The Marketplace Front End can be easily extended by implementing custom plugins to create new dashboards and add custom widgets.
Provisioner
The Provisioner is like the leader of a team of workers: he receives a job description and decomposes it into a series of smaller individual tasks; then assigns specific tasks to workers to execute, and when all are done declares the work completed.
The responsibilities of the Provisioner are:
- Build the provision/unprovision/validation/update acl plans given a specific Data Product Descriptor;
- Schedule the provision/unprovision/validation/update acl plans in order to generate a DAG of tasks that are executed in the queue;
- When a new template is created or updated, the Provisioning Coordinator stores its metadata;
- Store and use the validation policies;
- Schedule an Access request task for a target component to the related Technology Adapter;
- Schedule an HTTP call to the Marketplace Proxy when the provision, unprovision and access tasks are OK.
Deploy flow
- The builder will clone Use Case Templates to create pre-built repositories for Data Products and their components
- When the Data Product and all its components are in a stable status it is possible to invoke the commit operation. When the commit operation is invoked, it will generate a data product descriptor by reading all components' repositories; after all of them have been merged, the resulting YAML Data Product Descriptor is committed along with the environment's configurations in the repository.

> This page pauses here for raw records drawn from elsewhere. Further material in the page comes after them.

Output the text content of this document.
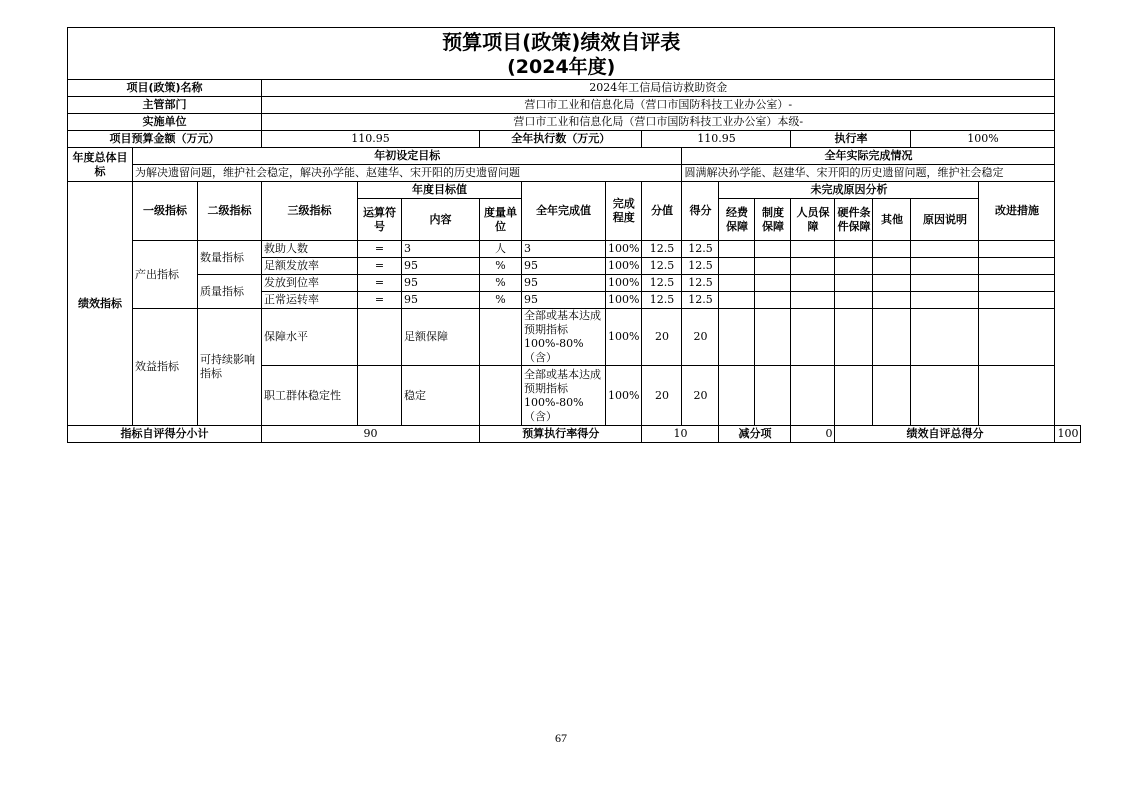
预算项目(政策)绩效自评表
(2024年度)																		

项目(政策)名称			2024年工信局信访救助资金															
主管部门			营口市工业和信息化局（营口市国防科技工业办公室）-															
实施单位			营口市工业和信息化局（营口市国防科技工业办公室）本级-															
项目预算金额（万元）			110.95			全年执行数（万元）			110.95				执行率			100%		
年度总体目标	年初设定目标									全年实际完成情况								
	为解决遗留问题，维护社会稳定，解决孙学能、赵建华、宋开阳的历史遗留问题									圆满解决孙学能、赵建华、宋开阳的历史遗留问题，维护社会稳定								
绩效指标	一级指标	二级指标	三级指标	年度目标值			全年完成值	完成程度	分值	得分	未完成原因分析						改进措施	
				运算符号	内容	度量单位					经费保障	制度保障	人员保障	硬件条件保障	其他	原因说明		
	产出指标	数量指标	救助人数	=	3	人	3	100%	12.5	12.5								
			足额发放率	=	95	%	95	100%	12.5	12.5								
		质量指标	发放到位率	=	95	%	95	100%	12.5	12.5								
			正常运转率	=	95	%	95	100%	12.5	12.5								
	效益指标	可持续影响指标	保障水平		足额保障		全部或基本达成预期指标100%-80%（含）	100%	20	20								

			职工群体稳定性		稳定		全部或基本达成预期指标100%-80%（含）	100%	20	20								

指标自评得分小计			90			预算执行率得分			10		减分项		0	绩效自评总得分				100
67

- While testing an existing committed snapshot, the YAML descriptor is loaded and validated against the configured policies; while the HEAD branch is tested, the descriptor is built on the spot but not published.
- The deploy operation will send one of the YAML Data Product Descriptors to the Provisioner for deployment. The deploy operation will not generate a descriptor, since it is applicable only to existing snapshot versions. For deployments, it uses instead the descriptors already committed in the repo by a previous commit invocation. The Provisioner will invoke again the validation to check that any previously committed descriptor is still valid (and also to support invocations performed outside of the Builder module).
- The Provisioner validates the descriptor by invoking the Computational Governance Platform
- The Provisioner "compiles" the Data Product Descriptor into a Provisioning Plan
- The Provisioner schedules the Provisioning Plan calling in the right sequence the Specific Provisioners
- Each Technology Adapter executes a specific Provisioning Task for creating the specified Data Product Component
- Once the Provisioning Plan has been completed the Coordinator notifies the Marketplace and the Customer Data Catalog (if any).